The capsule content may further contain other components in addition to the active ingredients. Examples of such components include fats and oils, waxes, hardened oils, mineral oils, fatty acids, stimulants, sweeteners, and flavors.

Examples of fats and oils include avocado oil, almond oil, linseed oil, fennel oil, perilla oil, olive oil, olive squalene, orange oil, orange rough oil, sesame oil, garlic oil, cacao butter, pumpkin seed oil, chamomile oil, carrot oil, cucumber oil, beef tallow fatty acid, kukui nut oil, cranberry seed oil, brown rice germ oil, rice oil, wheat germ oil, safflower oil, shea butter, liquid shea butter, shiso-herb oil, soybean oil, evening primrose oil, camellia oil, corn oil, rapeseed oil, saw palmetto extract oil, coix seed oil (INCI name: oix Lacryma-Jobi Ma-yuen Seed Oil), persic oil, parsley seed oil, castor oil, sunflower oil, grape seed oil, borage oil, macadamia nut oil, meadowfoam oil, cottonseed oil, peanut oil, turtle oil, mink oil, egg yolk oil, fish oil, palm oil, palm kernel oil, Japan wax, coconut oil, long-, medium-, or short-chain fatty acid triglycerides, diacylglycerides, beef tallow, pork fat, squalene, squalane, pristane, and hydrogen additives of these fats and oils.

Examples of waxes include shellac wax, beeswax, carnauba wax, whale wax, lanolin, liquid lanolin, reduced lanolin, hard lanolin, cyclic lanolin, lanolin wax, candelilla wax, Japan wax, montan wax, and rice wax.

Examples of hardened oils include plant hardened oil (hydrogen additives of plant fats and oils), beef tallow hardened oil, and pork fat hardened oil.

Examples of mineral oils include liquid paraffin, vaseline, paraffin, ozokerite, ceresin, and microcrystalline wax.

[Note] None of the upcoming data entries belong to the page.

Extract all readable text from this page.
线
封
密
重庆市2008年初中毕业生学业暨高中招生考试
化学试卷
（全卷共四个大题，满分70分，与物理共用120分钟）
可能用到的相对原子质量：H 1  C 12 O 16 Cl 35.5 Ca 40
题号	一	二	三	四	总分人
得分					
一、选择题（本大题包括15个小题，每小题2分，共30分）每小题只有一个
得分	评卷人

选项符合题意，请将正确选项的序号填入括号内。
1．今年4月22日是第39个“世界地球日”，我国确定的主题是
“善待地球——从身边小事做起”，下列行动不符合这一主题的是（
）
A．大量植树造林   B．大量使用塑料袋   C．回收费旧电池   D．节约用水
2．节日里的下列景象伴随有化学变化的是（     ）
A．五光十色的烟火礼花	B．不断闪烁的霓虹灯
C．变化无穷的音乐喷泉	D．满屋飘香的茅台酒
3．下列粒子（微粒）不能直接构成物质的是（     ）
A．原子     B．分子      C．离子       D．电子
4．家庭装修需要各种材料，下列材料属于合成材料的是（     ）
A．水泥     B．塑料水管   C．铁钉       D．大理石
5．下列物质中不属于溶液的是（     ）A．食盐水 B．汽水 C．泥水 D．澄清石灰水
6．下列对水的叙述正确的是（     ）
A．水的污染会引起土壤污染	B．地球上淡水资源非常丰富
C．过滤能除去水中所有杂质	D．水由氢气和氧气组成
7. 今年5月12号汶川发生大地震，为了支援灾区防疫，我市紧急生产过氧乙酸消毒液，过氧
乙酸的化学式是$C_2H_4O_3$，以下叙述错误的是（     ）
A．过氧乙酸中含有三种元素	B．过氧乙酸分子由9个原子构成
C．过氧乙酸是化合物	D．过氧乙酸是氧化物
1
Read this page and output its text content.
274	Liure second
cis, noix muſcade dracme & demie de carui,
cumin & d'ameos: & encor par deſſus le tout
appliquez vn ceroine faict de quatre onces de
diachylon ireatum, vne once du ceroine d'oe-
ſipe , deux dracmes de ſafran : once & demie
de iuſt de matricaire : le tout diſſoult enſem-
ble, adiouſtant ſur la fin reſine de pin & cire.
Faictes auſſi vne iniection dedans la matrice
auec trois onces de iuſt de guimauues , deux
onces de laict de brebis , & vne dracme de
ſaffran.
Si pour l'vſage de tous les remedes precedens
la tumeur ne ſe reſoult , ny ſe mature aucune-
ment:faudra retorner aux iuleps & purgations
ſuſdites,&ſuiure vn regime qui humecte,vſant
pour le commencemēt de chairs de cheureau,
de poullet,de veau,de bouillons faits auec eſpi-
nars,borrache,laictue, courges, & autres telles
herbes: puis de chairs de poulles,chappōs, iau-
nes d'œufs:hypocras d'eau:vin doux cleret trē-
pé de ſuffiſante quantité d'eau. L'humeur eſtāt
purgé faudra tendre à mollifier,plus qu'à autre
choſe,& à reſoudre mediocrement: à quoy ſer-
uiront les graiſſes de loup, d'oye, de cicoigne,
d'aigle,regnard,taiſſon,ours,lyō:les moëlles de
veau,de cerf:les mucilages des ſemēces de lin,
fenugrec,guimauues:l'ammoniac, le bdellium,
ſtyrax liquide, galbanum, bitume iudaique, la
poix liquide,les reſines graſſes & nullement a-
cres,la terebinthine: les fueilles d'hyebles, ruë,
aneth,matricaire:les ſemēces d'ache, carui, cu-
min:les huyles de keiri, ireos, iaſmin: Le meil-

Examples of fatty acids include natural fatty acids (lauric acid, myristic acid, palmitic acid, stearic acid, behenic acid, oleic acid, linoleic acid, conjugated linoleic acid, linolenic acid, docosahexaenoic acid, eicosapentaenoic acid, 12-hydroxystearic acid, undecylenic acid, tall oil, lanolin fatty acid, etc.), and synthetic fatty acids (isononanoic acid, caproic acid, 2-ethylbutanoic acid, isopentanoic acid, 2-methylpentanoic acid, 2-ethylhexanoic acid, isopentanoic acid, etc.).

Examples of stimulants include capsicum tincture, capsicum oil, nonanoic acid vanillylamide, cantharides tincture, ginger tincture, ginger oil, mentha oil, 1-menthol, camphor, and benzyl nicotinate.

Examples of sweeteners include sucrose, stevia, glycyrrhizin, Siraitia grosvenorii, somatin, saccharin, aspartame, acesulfame potassium, sucralose, erythritol, xylitol, sorbitol, palatinit, maltitol, lactitol, and mannitol.

Examples of flavors include fruit-based flavors (lemon flavor, orange flavor, grape flavor, etc.), mint flavors, and menthol flavors.

The capsule content may contain an emulsifier for the purpose of maintaining the homogeneity of each component and improving absorption in the body, but may not contain an emulsifier.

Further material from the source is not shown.